Lunch was just one big celebration today. Everyone had something to be happy about:

• Shameeka, for making the cheerleading squad and striking a blow for tall geeky girls everywhere (even though, of course, Shameeka looks like a supermodel and can wrap both her ankles around her head, but, whatever).

• Lilly, for getting her TV show optioned.

• Tina, for finally deciding to give up on Dave, but not on romance in general, and get on with her life.

• Ling Su for getting her drawing of Joe, the stone lion, into the school art fair.

• And Boris for just, well, being Boris. Boris is always happy.

You will notice that I did not mention Michael. That is because I do not know what Michael's mental state at lunch was, whether or not he was happy or sad or concupiscent or whatever. That is because Michael didn't show up to lunch. He

said, when he breezed by my locker just before fourth period, 'Hey, I've got some things to do, I'll see you in G and T, OK?'

Some things to do.
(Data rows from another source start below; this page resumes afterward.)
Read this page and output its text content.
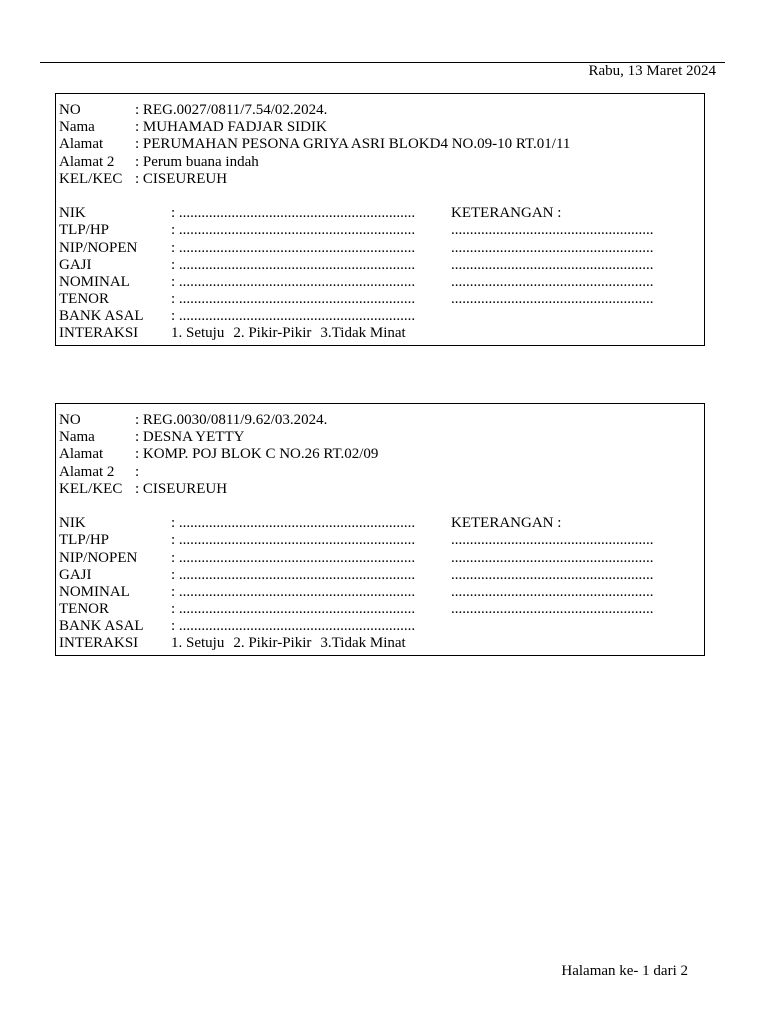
Rabu, 13 Maret 2024
NO	: REG.0027/0811/7.54/02.2024.
Nama	: MUHAMAD FADJAR SIDIK
Alamat : PERUMAHAN PESONA GRIYA ASRI BLOKD4 NO.09-10 RT.01/11
Alamat 2 : Perum buana indah
KEL/KEC : CISEUREUH
NIK	: ............................................................... KETERANGAN :
TLP/HP	: ............................................................... ......................................................
NIP/NOPEN : ............................................................... ......................................................
GAJI	: ............................................................... ......................................................
NOMINAL	: ............................................................... ......................................................
TENOR	: ............................................................... ......................................................
BANK ASAL : ...............................................................
INTERAKSI 1. Setuju 2. Pikir-Pikir 3.Tidak Minat
NO	: REG.0030/0811/9.62/03.2024.
Nama	: DESNA YETTY
Alamat : KOMP. POJ BLOK C NO.26 RT.02/09
Alamat 2 :
KEL/KEC : CISEUREUH
NIK	: ............................................................... KETERANGAN :
TLP/HP	: ............................................................... ......................................................
NIP/NOPEN : ............................................................... ......................................................
GAJI	: ............................................................... ......................................................
NOMINAL	: ............................................................... ......................................................
TENOR	: ............................................................... ......................................................
BANK ASAL : ...............................................................
INTERAKSI 1. Setuju 2. Pikir-Pikir 3.Tidak Minat
Halaman ke- 1 dari 2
Like, for instance, find another girl to take to the movie tonight.

I should, of course, just ask him. I should just be like, Look, are we broken up, or what? Because I would really like to know, one way or the other, so I can begin planning either my wedding or my funeral.

Well, not really, because, of course, I don't live in Utah, and I would never kill myself over a boy, even Michael. But you

know what I mean.

Except that I can't just go up and ask Michael what the deal is between us, because right now he is busy with Boris, going

over band stuff. Michael's band is comprised (so far) of Michael (bass); Boris (electric violin); that tall guy Paul from the Computer Club (keyboards); this guy from the AEHS marching band called Trevor (guitar); and Felix, this scary-looking twelfth-grader with a goatee that's bushier than Mr Gianini's (drums). They still don't have a name for the band, or a place to practise. But they seem to think that Mr Kreblutz, the chief custodian, will let them into the band practice rooms on weekends

if they can get him tickets to the Westminster Kennel Show next month. Mr Kreblutz is a huge bichon frise fan.

The fact that Michael can concentrate on all this band stuff while our relationship is falling apart is just further proof that he is

a true musician, completely dedicated to his art. I, being the talentless freak that I am, can, of course, think of nothing but my heartbreak. Michael's ability to remain focused in spite of any personal pain he might be suffering is evidence of his genius.